There exists a growing literature on treatments focused on circadian rhythm in PD, namely light therapy. Light therapy is a noninvasive and nonpharmacologic treatment that is becoming increasingly utilized for sleep dysfunction (and even motor symptoms and other non-motor symptoms such as mood) in PD [65, 66]. Light therapy (LT) is administered most commonly as a bright light, but green and blue light therapy are also used. LT should be given on a scheduled basis and timing is important to avoid phase advances or delays of the circadian rhythm. LT, therefore, should be administered right after usual wake time or around the time of usual sleep time.

10 Conclusion

Problems with sleep are a very common non-motor symptom of PD and can be caused by multiple different sleep disorders that are seen with PD, including sleep fragmentation, excessive daytime sleepiness, obstructive sleep apnea, REM sleep behavior disorder, restless legs syndrome, altered sleep-wake cycle, periodic limb movements, and nocturia.
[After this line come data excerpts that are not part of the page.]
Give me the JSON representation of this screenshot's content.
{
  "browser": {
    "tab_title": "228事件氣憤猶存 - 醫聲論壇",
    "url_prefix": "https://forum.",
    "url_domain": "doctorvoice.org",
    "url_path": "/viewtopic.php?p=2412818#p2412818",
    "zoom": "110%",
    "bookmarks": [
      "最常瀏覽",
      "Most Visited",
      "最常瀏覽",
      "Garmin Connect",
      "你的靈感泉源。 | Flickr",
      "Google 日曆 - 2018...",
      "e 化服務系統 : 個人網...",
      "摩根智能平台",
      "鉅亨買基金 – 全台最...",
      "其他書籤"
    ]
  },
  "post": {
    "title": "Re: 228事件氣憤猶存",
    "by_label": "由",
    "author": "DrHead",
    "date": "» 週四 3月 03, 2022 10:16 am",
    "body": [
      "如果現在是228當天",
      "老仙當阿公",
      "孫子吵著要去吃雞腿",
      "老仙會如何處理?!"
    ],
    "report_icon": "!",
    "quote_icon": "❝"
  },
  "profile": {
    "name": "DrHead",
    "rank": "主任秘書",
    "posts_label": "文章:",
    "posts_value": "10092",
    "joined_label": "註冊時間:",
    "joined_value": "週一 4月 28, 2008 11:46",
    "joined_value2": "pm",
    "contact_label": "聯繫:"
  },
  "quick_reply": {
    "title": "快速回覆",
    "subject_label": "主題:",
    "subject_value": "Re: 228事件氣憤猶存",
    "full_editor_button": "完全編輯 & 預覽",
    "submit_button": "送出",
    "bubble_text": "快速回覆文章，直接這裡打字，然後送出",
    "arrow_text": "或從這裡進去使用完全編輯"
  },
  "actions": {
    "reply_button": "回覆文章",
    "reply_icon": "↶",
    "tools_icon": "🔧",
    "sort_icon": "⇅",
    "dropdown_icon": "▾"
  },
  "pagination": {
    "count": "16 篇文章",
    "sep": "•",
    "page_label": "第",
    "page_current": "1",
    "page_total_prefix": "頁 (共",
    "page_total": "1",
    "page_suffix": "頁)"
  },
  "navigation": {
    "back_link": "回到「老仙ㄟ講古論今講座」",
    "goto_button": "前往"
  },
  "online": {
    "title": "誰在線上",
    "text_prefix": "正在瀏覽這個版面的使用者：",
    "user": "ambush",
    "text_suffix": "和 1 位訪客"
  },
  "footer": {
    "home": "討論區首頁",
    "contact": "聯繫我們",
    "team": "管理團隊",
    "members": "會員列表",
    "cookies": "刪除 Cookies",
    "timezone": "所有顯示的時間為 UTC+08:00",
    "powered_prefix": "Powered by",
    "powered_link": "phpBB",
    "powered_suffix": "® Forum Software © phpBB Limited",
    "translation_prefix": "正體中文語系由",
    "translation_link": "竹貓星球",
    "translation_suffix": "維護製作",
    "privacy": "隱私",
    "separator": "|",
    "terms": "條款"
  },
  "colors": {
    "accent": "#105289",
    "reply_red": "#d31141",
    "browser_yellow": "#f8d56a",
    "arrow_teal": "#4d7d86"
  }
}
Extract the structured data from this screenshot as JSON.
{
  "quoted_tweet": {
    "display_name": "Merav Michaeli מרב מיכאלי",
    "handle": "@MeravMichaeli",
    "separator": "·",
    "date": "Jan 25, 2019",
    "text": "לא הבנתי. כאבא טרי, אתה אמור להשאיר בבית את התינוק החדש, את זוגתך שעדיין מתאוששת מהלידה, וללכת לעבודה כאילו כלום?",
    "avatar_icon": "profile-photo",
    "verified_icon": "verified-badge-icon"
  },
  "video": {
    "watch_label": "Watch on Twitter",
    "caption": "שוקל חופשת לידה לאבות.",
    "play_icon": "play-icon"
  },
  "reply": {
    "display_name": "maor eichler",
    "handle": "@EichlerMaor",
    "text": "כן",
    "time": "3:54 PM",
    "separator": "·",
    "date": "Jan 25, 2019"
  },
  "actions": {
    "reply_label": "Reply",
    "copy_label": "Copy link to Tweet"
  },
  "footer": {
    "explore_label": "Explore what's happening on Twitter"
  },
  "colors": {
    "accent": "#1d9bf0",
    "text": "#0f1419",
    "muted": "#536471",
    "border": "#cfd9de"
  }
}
Circadian disruption also likely plays a major role in contributing to several of these sleep disorders. All of the sleep disorders seen in PD can cause significant disability in these patients as their disease progresses. Both pharmacologic and conservative, nonpharmacologic therapies are available for all of these sleep disorders, prompting early evaluation and diagnosis of sleep disorders in PD patients. A growing body of literature reveals several genetic associations between sleep and PD. Knowledge about genetic mutations and their association with sleep in PD is likely to help with prognosis and set expectations for disease course including the development of sleep disorders and will hopefully lead to individualized therapeutic approaches such as gene therapy in the future.

Key Points

  1. 1.

    Sleep disorders in patients with PD have the propensity to become increasingly disabling with a significant impact on quality of life with greater severity and duration of disease.

  2. 2.

    Pharmacologic and nonpharmacologic treatments are available for all of the sleep disorders seen in patients with PD; hence, an early evaluation and diagnosis of sleep problems in PD patients is warranted.

  3. 3.

    Increasing our knowledge regarding genetic associations with sleep in PD is likely to help predict specific types of sleep disorders seen with specific genetic mutation carriers and allows an individualized therapeutic approach in the future.